CAP_data_temp = inference_pipeline(my_rev_3)
*** Input sentence: ***
The coffee was excellent, but the desert was too expensive.

Detected 2 OTE(s)

========================
Results for OTE # 1
========================
INFERRED:
* OTE (Target Words): ['coffee']
* Category (Entity): DRINKS
* Aspect (Attribute): PRICES
* Polarity: positive

========================
Results for OTE # 2
========================
INFERRED:
* OTE (Target Words): ['desert']
* Category (Entity): FOOD
* Aspect (Attribute): PRICES
* Polarity: positive

7) Final Remarks

In summary, this tutorial demonstrated how to build an inference pipeline for finding opinion-term expressions (OTEs) and classifying these based on entity, aspect, and sentiment polarity.
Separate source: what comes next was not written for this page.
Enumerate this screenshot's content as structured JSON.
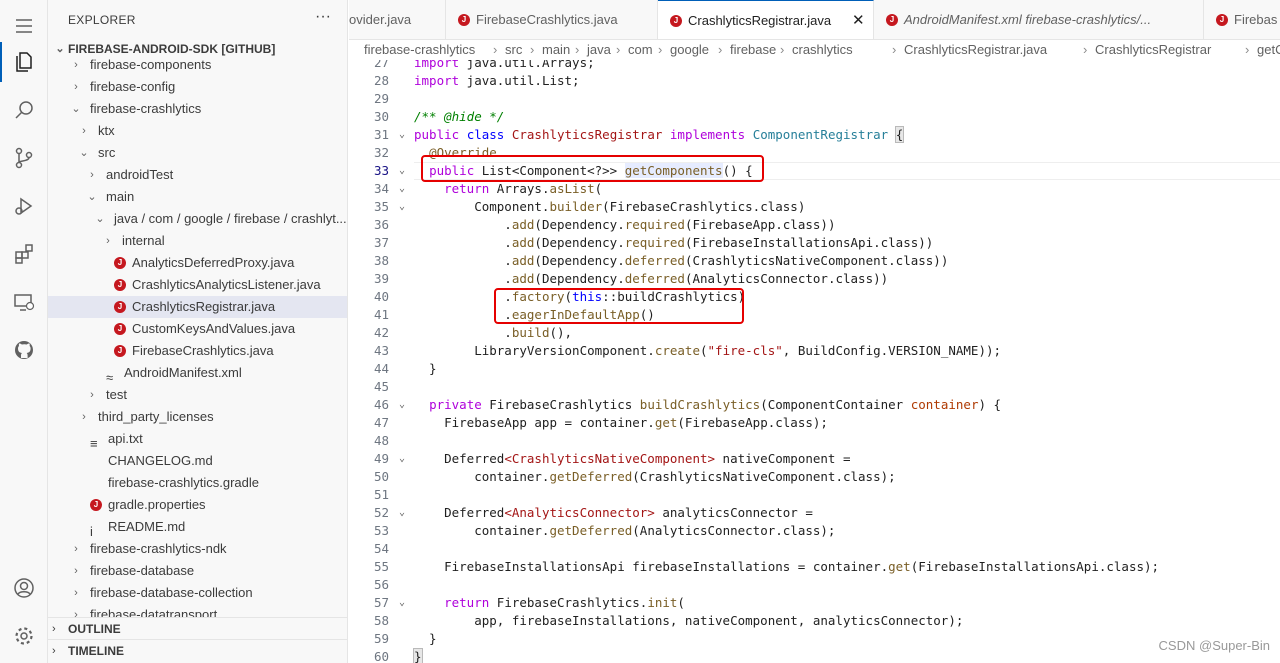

By now, you should be familiar with how to:

  • clean and preprocess text data
  • make use of pre-trained embedding vectors
  • generate Part-of-Speech (POS) tags
  • perform sequence-to-sequence inference for IOB2 tag generation
  • define custom (per-sequence) accuracy metrics

Having developed these tools and built a basic pipeline, we are ready to go back and optimize our models. Better yet, we can train our models on a larger dataset such as the USAGE review corpus, which also labels opinion terms that can be used for relational extraction, allowing us to implement more powerful architectures such as the one described here.